Ségolène Royal a pour moi été très forte hier soir. On a enfin pu mettre Sarkozy face à son bilan. On a enfin réussi à montrer combien il était clair que les deux programmes des adversaires étaient démarqués entre des mesures tendant à l'ultralibéralisme d'un côté, et une réinvestiture de la question sociale au coeur de la gestion française de l'autre.

Mais aujourd'hui je suis pessimiste. C'est incroyablement décevant, mais il semblerait que la démagogie va finir par triompher. Du moins, à en juger toute la mauvaise foi de différents commentaires que j'ai pu entendre aujourd'hui.

Je vais essayer d'éclaircir différents points.

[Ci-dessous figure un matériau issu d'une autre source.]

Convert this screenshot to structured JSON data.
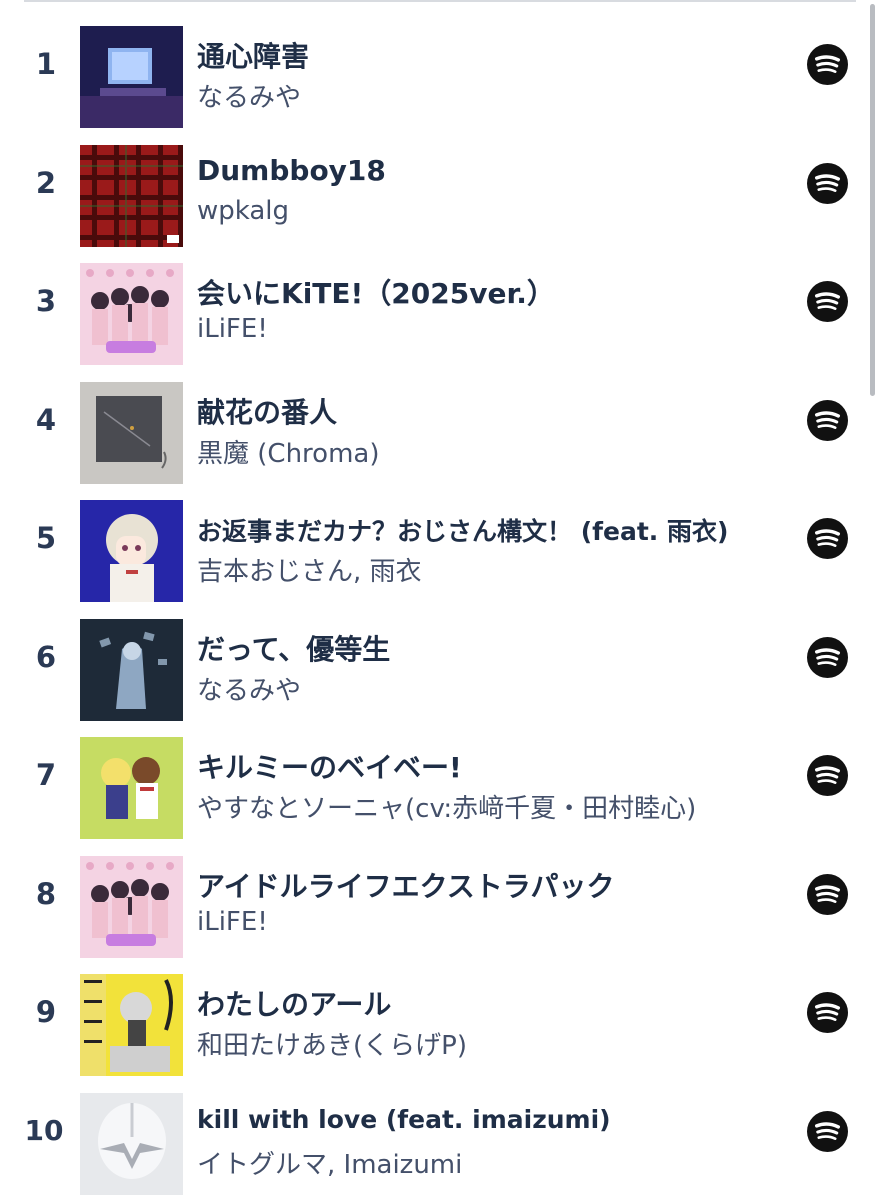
{
  "tracks": [
    {
      "rank": "1",
      "title": "通心障害",
      "artist": "なるみや",
      "service_icon": "spotify-icon"
    },
    {
      "rank": "2",
      "title": "Dumbboy18",
      "artist": "wpkalg",
      "service_icon": "spotify-icon"
    },
    {
      "rank": "3",
      "title": "会いにKiTE!（2025ver.）",
      "artist": "iLiFE!",
      "service_icon": "spotify-icon"
    },
    {
      "rank": "4",
      "title": "献花の番人",
      "artist": "黒魔 (Chroma)",
      "service_icon": "spotify-icon"
    },
    {
      "rank": "5",
      "title": "お返事まだカナ？おじさん構文！ (feat. 雨衣)",
      "artist": "吉本おじさん, 雨衣",
      "service_icon": "spotify-icon"
    },
    {
      "rank": "6",
      "title": "だって、優等生",
      "artist": "なるみや",
      "service_icon": "spotify-icon"
    },
    {
      "rank": "7",
      "title": "キルミーのベイベー!",
      "artist": "やすなとソーニャ(cv:赤﨑千夏・田村睦心)",
      "service_icon": "spotify-icon"
    },
    {
      "rank": "8",
      "title": "アイドルライフエクストラパック",
      "artist": "iLiFE!",
      "service_icon": "spotify-icon"
    },
    {
      "rank": "9",
      "title": "わたしのアール",
      "artist": "和田たけあき(くらげP)",
      "service_icon": "spotify-icon"
    },
    {
      "rank": "10",
      "title": "kill with love (feat. imaizumi)",
      "artist": "イトグルマ, Imaizumi",
      "service_icon": "spotify-icon"
    }
  ],
  "colors": {
    "text_primary": "#1f2e46",
    "text_secondary": "#44506a",
    "spotify": "#111111"
  }
}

Première objection à S.R. Le "flou" du projet économique : Il est bien beau de rétorquer sans fin qu'alors que Nicolas Sarkozy présente un projet "défini", Ségolène Royal est dans un flou total. C'est totalement faux. Au contraire, le projet économique de Ségolène Royal a été défini clairement, et il est inutile de se laisser atteindre par les tentatives de décrédibilisations de M.Sarkozy à son égard. Sur les 35 heures, par exemple. Nicolas Sarkozy, après avoir pesté tous les maux de notre société sur le dos des 35 heures, n'a néanmoins pas pu nier qu'il garderait ce temps de travail comme base comme l'a fait . Pourquoi le projet de renormalisation libérale de la France de Nicolas Sarkozy est-il un désastre sur tous les plans ? Parce qu'il achève de détruire le principal point d'attractivité française dans le contexte de mondialisation : la protection sociale. Ressasser jusqu'à l'usure l'escroquerie d'un "travailler plus pour gagner plus" est grave.. Ségolène Royal a été bien plus claire que ce vague concept manichéiste et caricaturé. Les 35 heures ont été appliquées de façon trop uniforme ; certaines branches de l'économie ont souffert de cet acquis tandis que d'autres l'ont vu accompagner d'une hausse de la productivité ; il est nécessaire de réenvisager branche par branche l'optimisation de ce temps de travail ; cette sélection ne peut en aucun cas être déterminée de manière unilatérale, et il faut donc entamer des discussions avec des partenaires sociaux dans chacunes de ces branches afin de parvenir à un accord. Sans accord, les 35 heures restent appliquées. Alors vraiment, je voudrais bien comprendre ce qu'il y a de flou et d'incompréhensible là-dedans. Le fait est que Ségolène Royal se fait une conception du pouvoir diamétralement opposée à celle de Nicolas Sarkozy, puisqu'elle ne prétend pas à un savoir supérieur à celui des travailleurs de chacunes des branches et veut donc entamer un dialogue chaque fois que cela est possible. Le fait est que Nicolas Sarkozy va imposer de force et de façon unilatérale des mesures qui seront forcément inadaptées et mal accueillies puisqu'elles ne seront pas le fruit du dialogue, des mesures qui donc susciteront le mécontentement. Je ne sais pas comment on ne peut pas saisir des éléments aussi limpides ; mais il est vrai que Sarkozy est très fort en matière de brouiller les cartes et semer le doute.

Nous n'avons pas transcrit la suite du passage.